# Amazing cave dwellings discovered in the Grand Canyon in 1909 .



## Happyflowerlady (Sep 14, 2013)

I found this article today, and read it with amazement ! I don't  know for sure if it is true, but it does reference and old Arizona newspaper from that year.
According to the article, there was a large underground city discovered deep in the Grand Canyon, back in 1909, by an explorer named  GE Kincaid, from Idaho.
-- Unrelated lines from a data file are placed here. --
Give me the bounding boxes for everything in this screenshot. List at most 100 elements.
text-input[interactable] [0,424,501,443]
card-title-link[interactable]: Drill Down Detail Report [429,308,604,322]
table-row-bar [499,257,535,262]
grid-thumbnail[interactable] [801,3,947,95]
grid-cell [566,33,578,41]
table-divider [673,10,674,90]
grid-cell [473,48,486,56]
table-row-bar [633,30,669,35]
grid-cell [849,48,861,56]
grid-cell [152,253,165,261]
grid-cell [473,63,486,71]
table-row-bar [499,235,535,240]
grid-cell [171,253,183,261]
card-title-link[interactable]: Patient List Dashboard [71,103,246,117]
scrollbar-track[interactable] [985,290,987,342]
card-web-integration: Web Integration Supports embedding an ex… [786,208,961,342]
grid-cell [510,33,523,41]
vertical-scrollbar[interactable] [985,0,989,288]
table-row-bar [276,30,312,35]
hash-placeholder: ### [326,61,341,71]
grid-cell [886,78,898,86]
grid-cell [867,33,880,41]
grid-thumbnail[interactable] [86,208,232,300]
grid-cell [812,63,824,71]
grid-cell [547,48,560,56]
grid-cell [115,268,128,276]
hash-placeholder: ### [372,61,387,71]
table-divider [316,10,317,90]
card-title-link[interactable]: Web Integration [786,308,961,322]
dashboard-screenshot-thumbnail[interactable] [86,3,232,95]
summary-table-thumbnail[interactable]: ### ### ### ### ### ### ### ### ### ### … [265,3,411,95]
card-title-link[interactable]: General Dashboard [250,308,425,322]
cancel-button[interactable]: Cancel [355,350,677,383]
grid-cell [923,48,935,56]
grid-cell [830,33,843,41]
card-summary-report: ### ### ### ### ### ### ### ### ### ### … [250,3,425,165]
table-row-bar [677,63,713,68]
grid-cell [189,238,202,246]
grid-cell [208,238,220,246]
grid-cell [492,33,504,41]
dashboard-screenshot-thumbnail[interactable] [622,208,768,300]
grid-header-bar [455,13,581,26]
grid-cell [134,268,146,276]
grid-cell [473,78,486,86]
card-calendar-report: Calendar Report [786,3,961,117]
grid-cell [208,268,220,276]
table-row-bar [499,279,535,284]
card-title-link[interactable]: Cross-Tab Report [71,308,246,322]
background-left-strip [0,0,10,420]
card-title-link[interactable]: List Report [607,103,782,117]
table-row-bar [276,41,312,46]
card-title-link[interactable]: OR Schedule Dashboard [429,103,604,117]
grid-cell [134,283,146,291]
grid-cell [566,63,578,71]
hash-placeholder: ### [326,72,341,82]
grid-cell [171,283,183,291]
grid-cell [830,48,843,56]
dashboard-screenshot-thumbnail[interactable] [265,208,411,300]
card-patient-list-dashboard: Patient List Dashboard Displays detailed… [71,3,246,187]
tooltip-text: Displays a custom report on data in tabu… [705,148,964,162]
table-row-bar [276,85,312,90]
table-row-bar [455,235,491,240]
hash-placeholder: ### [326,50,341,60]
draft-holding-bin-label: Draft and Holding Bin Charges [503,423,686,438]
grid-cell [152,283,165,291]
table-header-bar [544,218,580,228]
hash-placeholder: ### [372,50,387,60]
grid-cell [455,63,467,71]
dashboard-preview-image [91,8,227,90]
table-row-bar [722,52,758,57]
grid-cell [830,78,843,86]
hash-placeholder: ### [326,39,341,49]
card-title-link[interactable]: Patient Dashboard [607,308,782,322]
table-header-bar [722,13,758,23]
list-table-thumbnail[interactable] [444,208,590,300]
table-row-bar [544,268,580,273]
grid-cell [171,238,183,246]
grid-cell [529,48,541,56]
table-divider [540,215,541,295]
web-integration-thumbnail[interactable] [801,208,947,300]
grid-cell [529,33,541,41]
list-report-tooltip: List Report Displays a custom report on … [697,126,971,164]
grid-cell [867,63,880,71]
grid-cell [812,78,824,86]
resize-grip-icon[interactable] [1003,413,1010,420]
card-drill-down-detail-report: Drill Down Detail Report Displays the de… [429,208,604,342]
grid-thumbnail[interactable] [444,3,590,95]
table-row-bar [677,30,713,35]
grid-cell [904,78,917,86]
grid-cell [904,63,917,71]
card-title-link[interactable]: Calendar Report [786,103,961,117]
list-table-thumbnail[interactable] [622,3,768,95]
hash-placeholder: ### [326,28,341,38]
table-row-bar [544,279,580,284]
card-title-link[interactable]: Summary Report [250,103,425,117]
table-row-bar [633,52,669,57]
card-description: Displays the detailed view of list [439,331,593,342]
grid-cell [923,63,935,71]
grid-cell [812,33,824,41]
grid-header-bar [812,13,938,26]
He was making a trip down the Colorado, and found a cave high on the mountainside, and went up to check it out.
The Smithsonian Institute funded a large exploration into the cave when signs of ancient human habitation were found in the caves, which went back into the mountain for miles. 

The cave writing appeared to be in the Egyptian language, and style, leading them to believe that at some point, the history of the Egyptians and the early Native inhabitants of America (north and south) were someow connected.
This could possibly explain the pyramids that were built on this continent, and the ancient legends that coincide with the ancient Egyptian legends.


Read and decide for yourself what the truth is.....


http://www.xpeditionsmagazine.com/magazine/canyon/canyon.html


----------



## Diwundrin (Sep 14, 2013)

This is the kind of stuff that makes life interesting.  It sounds a place H.P.Lovecraft imagined.

I'm fascinated by it, but take it with a grain of salt.  There have been a few of these 'startling discoveries' that were never heard of again.  There was supposed to have been the skeleton of some race of giants found out in the deserts here too.... never mentioned again to my knowledge.  Also the traces of a 'civilization' predating the Aborigines from 40k years ago but that vanished from publications too.  They must have taken their Government research grant and went on holidays with it.
I want to see the pictures.


----------